In 2009, the Lamido Sanusi-led CBN initiated reforms to stem the slide of Nigerian banks into the pit. The resultant financial tsunami sent big names in the banking industry tumbling from their high offices. It also consumed thousands of middlelevel and lower-level officers. ‘My Oga’ as I fondly called him, was forced to resign along with about 5,000 workers who lost their jobs to this tidal wave of job losses.

Sadly, his wife also lost her banking job and life became really unbearable for their family. He tried going back into journalism but was unlucky. Somehow, fate seemed to push him in the direction of struggling media houses only. I don’t need to linger on how bad his situation became because on the day I met him at Shoprite, I wept when he told me to give him N2,000.

Of course, Tade is not the only one in his world.
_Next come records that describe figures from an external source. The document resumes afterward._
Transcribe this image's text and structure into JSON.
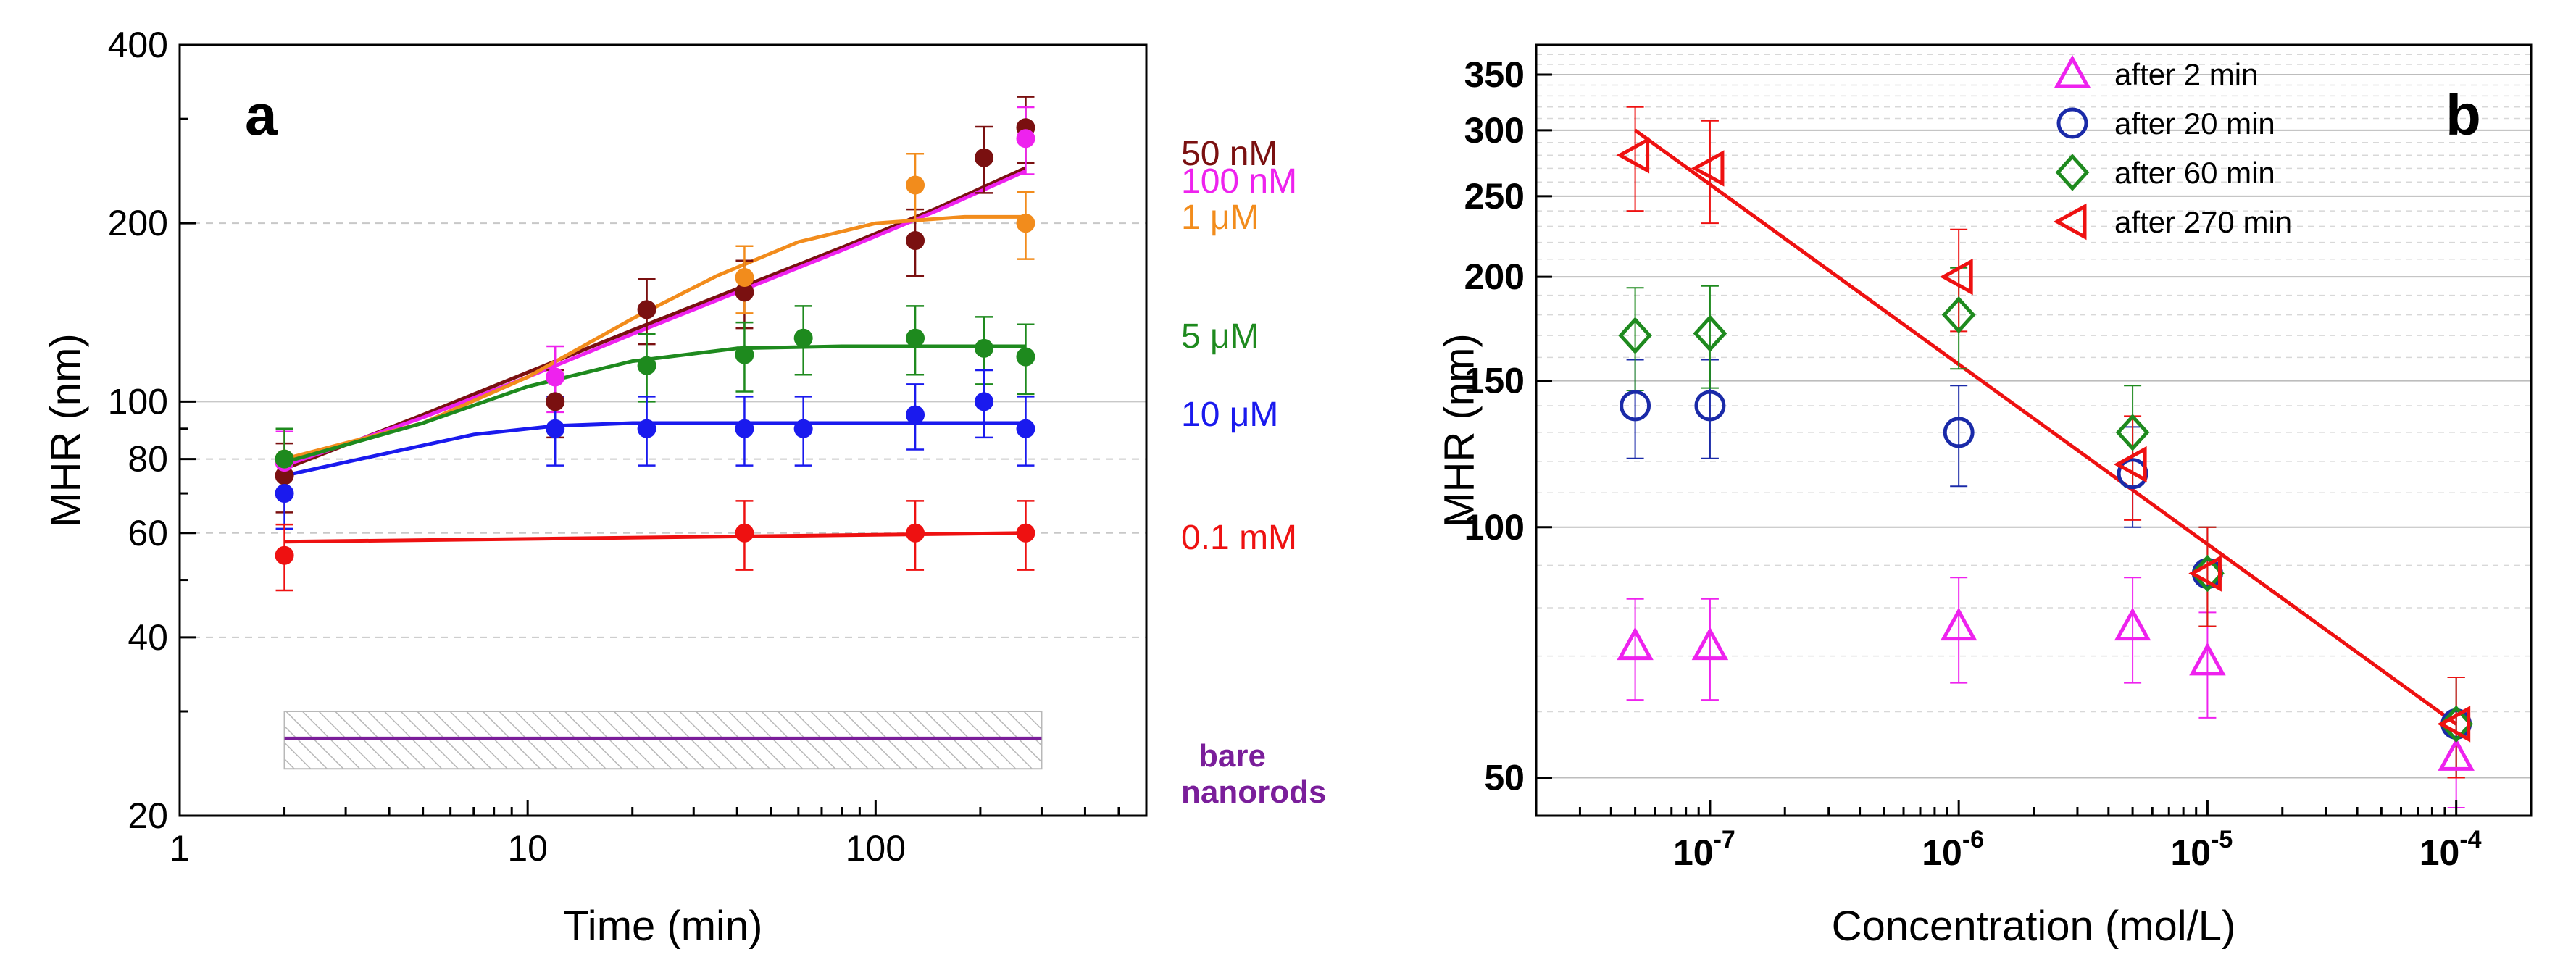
{
  "chart_data": [
    {
      "panel_label": "a",
      "type": "scatter",
      "title": "",
      "xlabel": "Time (min)",
      "ylabel": "MHR (nm)",
      "xscale": "log",
      "yscale": "log",
      "xlim": [
        1,
        600
      ],
      "ylim": [
        20,
        400
      ],
      "xticks": [
        1,
        10,
        100
      ],
      "xtick_labels": [
        "1",
        "10",
        "100"
      ],
      "yticks": [
        20,
        40,
        60,
        80,
        100,
        200,
        400
      ],
      "ytick_labels": [
        "20",
        "40",
        "60",
        "80",
        "100",
        "200",
        "400"
      ],
      "grid": true,
      "series": [
        {
          "name": "50 nM",
          "color": "#7a1010",
          "points": [
            {
              "x": 2,
              "y": 75,
              "err": 10
            },
            {
              "x": 12,
              "y": 100,
              "err": 13
            },
            {
              "x": 22,
              "y": 143,
              "err": 18
            },
            {
              "x": 42,
              "y": 153,
              "err": 20
            },
            {
              "x": 130,
              "y": 187,
              "err": 24
            },
            {
              "x": 205,
              "y": 258,
              "err": 33
            },
            {
              "x": 270,
              "y": 290,
              "err": 37
            }
          ],
          "fit": [
            [
              2,
              77
            ],
            [
              5,
              95
            ],
            [
              10,
              112
            ],
            [
              20,
              132
            ],
            [
              40,
              155
            ],
            [
              80,
              182
            ],
            [
              150,
              212
            ],
            [
              270,
              248
            ]
          ]
        },
        {
          "name": "100 nM",
          "color": "#ee22ee",
          "points": [
            {
              "x": 2,
              "y": 79,
              "err": 10
            },
            {
              "x": 12,
              "y": 110,
              "err": 14
            },
            {
              "x": 270,
              "y": 278,
              "err": 36
            }
          ],
          "fit": [
            [
              2,
              78
            ],
            [
              5,
              94
            ],
            [
              10,
              110
            ],
            [
              20,
              130
            ],
            [
              40,
              153
            ],
            [
              80,
              180
            ],
            [
              150,
              210
            ],
            [
              270,
              245
            ]
          ]
        },
        {
          "name": "1 μM",
          "color": "#f28c1c",
          "points": [
            {
              "x": 2,
              "y": 80,
              "err": 10
            },
            {
              "x": 42,
              "y": 162,
              "err": 21
            },
            {
              "x": 130,
              "y": 232,
              "err": 30
            },
            {
              "x": 270,
              "y": 200,
              "err": 26
            }
          ],
          "fit": [
            [
              2,
              80
            ],
            [
              5,
              92
            ],
            [
              10,
              110
            ],
            [
              20,
              138
            ],
            [
              35,
              163
            ],
            [
              60,
              186
            ],
            [
              100,
              200
            ],
            [
              180,
              205
            ],
            [
              270,
              205
            ]
          ]
        },
        {
          "name": "5 μM",
          "color": "#1e8a1e",
          "points": [
            {
              "x": 2,
              "y": 80,
              "err": 10
            },
            {
              "x": 22,
              "y": 115,
              "err": 15
            },
            {
              "x": 42,
              "y": 120,
              "err": 16
            },
            {
              "x": 62,
              "y": 128,
              "err": 17
            },
            {
              "x": 130,
              "y": 128,
              "err": 17
            },
            {
              "x": 205,
              "y": 123,
              "err": 16
            },
            {
              "x": 270,
              "y": 119,
              "err": 16
            }
          ],
          "fit": [
            [
              2,
              79
            ],
            [
              5,
              92
            ],
            [
              10,
              106
            ],
            [
              20,
              117
            ],
            [
              40,
              123
            ],
            [
              80,
              124
            ],
            [
              270,
              124
            ]
          ]
        },
        {
          "name": "10 μM",
          "color": "#1a1aee",
          "points": [
            {
              "x": 2,
              "y": 70,
              "err": 9
            },
            {
              "x": 12,
              "y": 90,
              "err": 12
            },
            {
              "x": 22,
              "y": 90,
              "err": 12
            },
            {
              "x": 42,
              "y": 90,
              "err": 12
            },
            {
              "x": 62,
              "y": 90,
              "err": 12
            },
            {
              "x": 130,
              "y": 95,
              "err": 12
            },
            {
              "x": 205,
              "y": 100,
              "err": 13
            },
            {
              "x": 270,
              "y": 90,
              "err": 12
            }
          ],
          "fit": [
            [
              2,
              75
            ],
            [
              4,
              82
            ],
            [
              7,
              88
            ],
            [
              12,
              91
            ],
            [
              20,
              92
            ],
            [
              270,
              92
            ]
          ]
        },
        {
          "name": "0.1 mM",
          "color": "#ee1111",
          "points": [
            {
              "x": 2,
              "y": 55,
              "err": 7
            },
            {
              "x": 42,
              "y": 60,
              "err": 8
            },
            {
              "x": 130,
              "y": 60,
              "err": 8
            },
            {
              "x": 270,
              "y": 60,
              "err": 8
            }
          ],
          "fit": [
            [
              2,
              58
            ],
            [
              270,
              60
            ]
          ]
        }
      ],
      "band": {
        "label_line1": "bare",
        "label_line2": "nanorods",
        "color": "#7a1e9a",
        "x_range": [
          2,
          300
        ],
        "y_center": 27,
        "y_range": [
          24,
          30
        ]
      }
    },
    {
      "panel_label": "b",
      "type": "scatter",
      "title": "",
      "xlabel": "Concentration (mol/L)",
      "ylabel": "MHR (nm)",
      "xscale": "log",
      "yscale": "log",
      "xlim": [
        2e-08,
        0.0002
      ],
      "ylim": [
        45,
        380
      ],
      "xticks": [
        1e-07,
        1e-06,
        1e-05,
        0.0001
      ],
      "xtick_exponents": [
        "-7",
        "-6",
        "-5",
        "-4"
      ],
      "xtick_base": "10",
      "yticks": [
        50,
        100,
        150,
        200,
        250,
        300,
        350
      ],
      "ytick_labels": [
        "50",
        "100",
        "150",
        "200",
        "250",
        "300",
        "350"
      ],
      "grid": true,
      "legend_position": "top-center",
      "series": [
        {
          "name": "after 2 min",
          "marker": "triangle-up",
          "color": "#ee22ee",
          "points": [
            {
              "x": 5e-08,
              "y": 72,
              "err": 10
            },
            {
              "x": 1e-07,
              "y": 72,
              "err": 10
            },
            {
              "x": 1e-06,
              "y": 76,
              "err": 11
            },
            {
              "x": 5e-06,
              "y": 76,
              "err": 11
            },
            {
              "x": 1e-05,
              "y": 69,
              "err": 10
            },
            {
              "x": 0.0001,
              "y": 53,
              "err": 7
            }
          ]
        },
        {
          "name": "after 20 min",
          "marker": "circle",
          "color": "#1a2aa8",
          "points": [
            {
              "x": 5e-08,
              "y": 140,
              "err": 19
            },
            {
              "x": 1e-07,
              "y": 140,
              "err": 19
            },
            {
              "x": 1e-06,
              "y": 130,
              "err": 18
            },
            {
              "x": 5e-06,
              "y": 116,
              "err": 16
            },
            {
              "x": 1e-05,
              "y": 88,
              "err": 12
            },
            {
              "x": 0.0001,
              "y": 58,
              "err": 8
            }
          ]
        },
        {
          "name": "after 60 min",
          "marker": "diamond",
          "color": "#1e8a1e",
          "points": [
            {
              "x": 5e-08,
              "y": 170,
              "err": 24
            },
            {
              "x": 1e-07,
              "y": 171,
              "err": 24
            },
            {
              "x": 1e-06,
              "y": 180,
              "err": 25
            },
            {
              "x": 5e-06,
              "y": 130,
              "err": 18
            },
            {
              "x": 1e-05,
              "y": 88,
              "err": 12
            },
            {
              "x": 0.0001,
              "y": 58,
              "err": 8
            }
          ]
        },
        {
          "name": "after 270 min",
          "marker": "triangle-left",
          "color": "#ee1111",
          "points": [
            {
              "x": 5e-08,
              "y": 280,
              "err": 40
            },
            {
              "x": 1e-07,
              "y": 270,
              "err": 38
            },
            {
              "x": 1e-06,
              "y": 200,
              "err": 28
            },
            {
              "x": 5e-06,
              "y": 119,
              "err": 17
            },
            {
              "x": 1e-05,
              "y": 88,
              "err": 12
            },
            {
              "x": 0.0001,
              "y": 58,
              "err": 8
            }
          ]
        }
      ],
      "fit": {
        "color": "#ee1111",
        "points": [
          [
            5e-08,
            300
          ],
          [
            0.0001,
            58
          ]
        ]
      }
    }
  ]
}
There are thousands of former bankers, who, today, cannot afford to eat regularly, after years of wandering in financial misery. Tade’s plight drew me back to a frightening discussion I had, three weeks ago, with an American journalist, John Claude. He predicted that Nigeria’s banking sector would soon experience yet another upheaval. He added that this time it might be difficult to handle such a crisis because of the poor handling of the economy so far.

To Claude, the prediction of the Governor of the Central Bank of Nigeria, Godwin Emefiele, that the nation was likely to face an economic crisis in 2016 if activities in the agricultural and manufacturing sectors were not revived was baseless. According to him, that crisis, if it ever happens, will be triggered by disasters waiting to happen in the banking sector that Emefiele supervises.

Experts have also repeatedly warned that the wounds of the 2009 banking sector crisis may soon be reopened if urgent and genuine steps are not taken to clean up banks’ books and truly ascertain the health of our banks. I also belong to this school of thought. But Emefiele has insisted that our banks are safe and sound; in spite of the biting effect of the movement of government’s funds from banks to a Treasury Single Account.

He has said that no bank has the Capital Adequacy Ratio problem; he has also assured Nigerians that the CBN has internal control mechanisms that determine stress points daily. Reassuring as his assertions may seem, keen students of banking history know that when a regulator strives to say all is well when indicators point in the other direction, then Nigerians must be warned to quickly fasten their seat belts.

In 2008, even when it was glaring that the global financial crisis could consume Nigeria’s big banks, the regulator at the time gave Nigerians a false sense of confidence until the situation degenerated into irreparable holes in the once trumpeted strong balance sheets of consolidated banks.

The handwriting on the wall is clear enough at the moment. Top bankers are said to be making plans to escape before the doomsday; they are searching for new jobs. Banks are replacing professional bankers with contract staff to cut costs. Deposit mobilisation has assumed a more aggressive dimension. What more do we need as proof that all may not be well?

With many of the currently existing banks set to lose the over 400 cases of excess charges, running into several billions of naira at the Federal High Court, and the TSA regime of the current administration sending bankers back into the banking halls, Nigerians do not need Emefiele to tell them that an albino is a white man.

All we need at the moment is urgent and genuine assessment of the health of Nigerian banks to prevent sending more Tades into the job market.